My master in Padua had always warned about such questions: not least because one might be wrong. He always believed that the patient has no right to confront the physician in such a way; if one is right and the patient does die, it merely makes them morose for the last few days of their life. Rather than composing themselves for their imminent ascent into the presence of God (an event to be desired rather than regretted, one might think), most people complain bitterly at having this divine goodness thrust upon them. On top of this, they tend to believe their physicians. In moments of frankness, I confess that I do not know why this is the case; none the less, it seems that if a physician tells them they will die, many dutifully oblige, even though there may be little wrong with them.
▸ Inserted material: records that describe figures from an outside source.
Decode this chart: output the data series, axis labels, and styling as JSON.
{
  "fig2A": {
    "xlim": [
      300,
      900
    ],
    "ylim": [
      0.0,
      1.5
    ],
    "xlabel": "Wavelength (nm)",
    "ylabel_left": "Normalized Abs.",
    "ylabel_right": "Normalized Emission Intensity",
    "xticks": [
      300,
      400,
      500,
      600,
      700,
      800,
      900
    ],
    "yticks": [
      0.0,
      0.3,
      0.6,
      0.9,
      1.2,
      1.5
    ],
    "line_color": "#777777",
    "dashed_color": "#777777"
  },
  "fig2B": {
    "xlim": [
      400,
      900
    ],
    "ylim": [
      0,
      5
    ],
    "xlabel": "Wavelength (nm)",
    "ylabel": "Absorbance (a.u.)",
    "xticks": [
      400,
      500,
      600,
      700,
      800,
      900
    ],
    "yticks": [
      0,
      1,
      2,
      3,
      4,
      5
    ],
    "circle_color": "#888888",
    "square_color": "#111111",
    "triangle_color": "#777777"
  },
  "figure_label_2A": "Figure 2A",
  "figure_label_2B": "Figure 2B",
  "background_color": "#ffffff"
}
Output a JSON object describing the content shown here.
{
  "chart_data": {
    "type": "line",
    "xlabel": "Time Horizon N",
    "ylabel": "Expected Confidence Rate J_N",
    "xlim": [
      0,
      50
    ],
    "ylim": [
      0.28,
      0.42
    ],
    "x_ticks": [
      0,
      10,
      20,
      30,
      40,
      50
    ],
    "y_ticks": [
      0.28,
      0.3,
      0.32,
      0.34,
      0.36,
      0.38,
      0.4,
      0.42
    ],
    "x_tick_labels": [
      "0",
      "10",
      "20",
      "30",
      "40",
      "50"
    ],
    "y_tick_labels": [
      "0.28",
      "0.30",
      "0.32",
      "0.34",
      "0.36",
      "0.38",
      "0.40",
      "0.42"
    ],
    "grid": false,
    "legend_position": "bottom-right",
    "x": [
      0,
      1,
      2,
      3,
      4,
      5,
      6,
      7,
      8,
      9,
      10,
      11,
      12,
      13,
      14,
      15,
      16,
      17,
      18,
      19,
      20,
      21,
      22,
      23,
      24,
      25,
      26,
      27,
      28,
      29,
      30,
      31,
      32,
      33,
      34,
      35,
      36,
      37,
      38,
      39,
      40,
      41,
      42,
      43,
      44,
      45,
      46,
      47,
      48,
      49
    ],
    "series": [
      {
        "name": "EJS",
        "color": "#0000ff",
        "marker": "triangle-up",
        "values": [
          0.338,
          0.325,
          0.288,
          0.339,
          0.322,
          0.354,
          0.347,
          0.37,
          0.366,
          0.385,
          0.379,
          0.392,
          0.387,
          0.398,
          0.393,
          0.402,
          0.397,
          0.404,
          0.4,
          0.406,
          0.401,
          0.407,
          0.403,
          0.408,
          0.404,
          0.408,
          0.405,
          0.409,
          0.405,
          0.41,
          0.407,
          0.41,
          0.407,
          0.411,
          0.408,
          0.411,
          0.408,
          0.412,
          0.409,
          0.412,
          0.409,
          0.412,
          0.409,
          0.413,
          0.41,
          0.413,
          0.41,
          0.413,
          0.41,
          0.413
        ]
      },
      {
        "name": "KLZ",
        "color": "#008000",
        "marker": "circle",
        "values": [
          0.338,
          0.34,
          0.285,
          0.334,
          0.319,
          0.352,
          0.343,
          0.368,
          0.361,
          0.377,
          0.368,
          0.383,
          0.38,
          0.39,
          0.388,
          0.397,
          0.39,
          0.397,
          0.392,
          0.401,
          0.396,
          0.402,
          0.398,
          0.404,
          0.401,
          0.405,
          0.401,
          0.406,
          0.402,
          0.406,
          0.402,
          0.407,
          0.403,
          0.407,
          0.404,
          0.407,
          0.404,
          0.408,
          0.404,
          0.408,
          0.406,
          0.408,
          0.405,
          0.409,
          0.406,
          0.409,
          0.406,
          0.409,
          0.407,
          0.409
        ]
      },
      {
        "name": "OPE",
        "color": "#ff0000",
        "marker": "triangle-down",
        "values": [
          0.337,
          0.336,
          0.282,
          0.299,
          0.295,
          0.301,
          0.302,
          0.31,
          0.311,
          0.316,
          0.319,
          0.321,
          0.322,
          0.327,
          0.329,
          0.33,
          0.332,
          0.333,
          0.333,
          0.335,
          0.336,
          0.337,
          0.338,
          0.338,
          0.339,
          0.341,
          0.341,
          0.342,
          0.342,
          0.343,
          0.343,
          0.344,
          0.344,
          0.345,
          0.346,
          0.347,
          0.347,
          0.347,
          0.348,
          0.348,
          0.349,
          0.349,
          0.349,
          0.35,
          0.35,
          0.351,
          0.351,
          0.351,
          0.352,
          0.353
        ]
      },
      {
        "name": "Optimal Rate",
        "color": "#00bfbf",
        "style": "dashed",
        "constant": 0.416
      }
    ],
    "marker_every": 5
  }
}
‘We will all die in due course, madam,’ I said gravely, in the vain hope that this might satisfy her.
However, she was not the sort of person who could be fobbed off. She had asked the question calmly and was plainly able to tell truth from the opposite.
‘But some sooner than others,’ she replied with a little smile. ‘And my turn is near, is it not?’
‘I really cannot say. It may be that no corruption will set in, and you will recover. But, in truth, I fear that you are very weak.’ I could not actually say to her: Yes, you will die, and very soon. But the sense was clear enough.
She nodded placidly. ‘I thought so,’ she said. ‘And I rejoice in God’s will. I am a burden to my Sarah.’
Come l’oro nel foco, così la fede nel dolor s’affina
. I hardly felt like defending the daughter, but muttered that I was sure she performed her obligations with a happy heart.
‘Yes,’ she said. ‘She is too dutiful.’ She was a woman who spoke with a decorum far beyond her station and education. I know that it is not impossible for rude surroundings and coarseness of upbringing to bring forth gentleness, but experience teaches us that it is rare. Just as
refinement of thought naturally requires refinement of circumstance, so brutality and squalor in life begets the same in the soul. Yet this old woman, although surrounded by the meanest of states, talked with a sympathy and understanding I have often failed to meet with in the very best of people. It made me take an unwonted interest in her as a patient. Subtly, and without even becoming aware of it, I moved from seeing her as a hopeless case: I may not be able to cheat death, I found myself thinking grimly, but at least I will make him work for his prize.
Then the girl returned with the little packet of medicines that I had demanded. Staring at me, as though challenging me to criticise, she said that I had not given her enough: but Mr Crosse the apothecary had allowed her to have twopence credit, when she had promised I would settle the account. I was speechless with indignation at this, because the girl seemed to be rebuking me for having sent her out with insufficient money. But what could I do about it? The money was spent, the patient was waiting, and it was beneath me to enter an argument.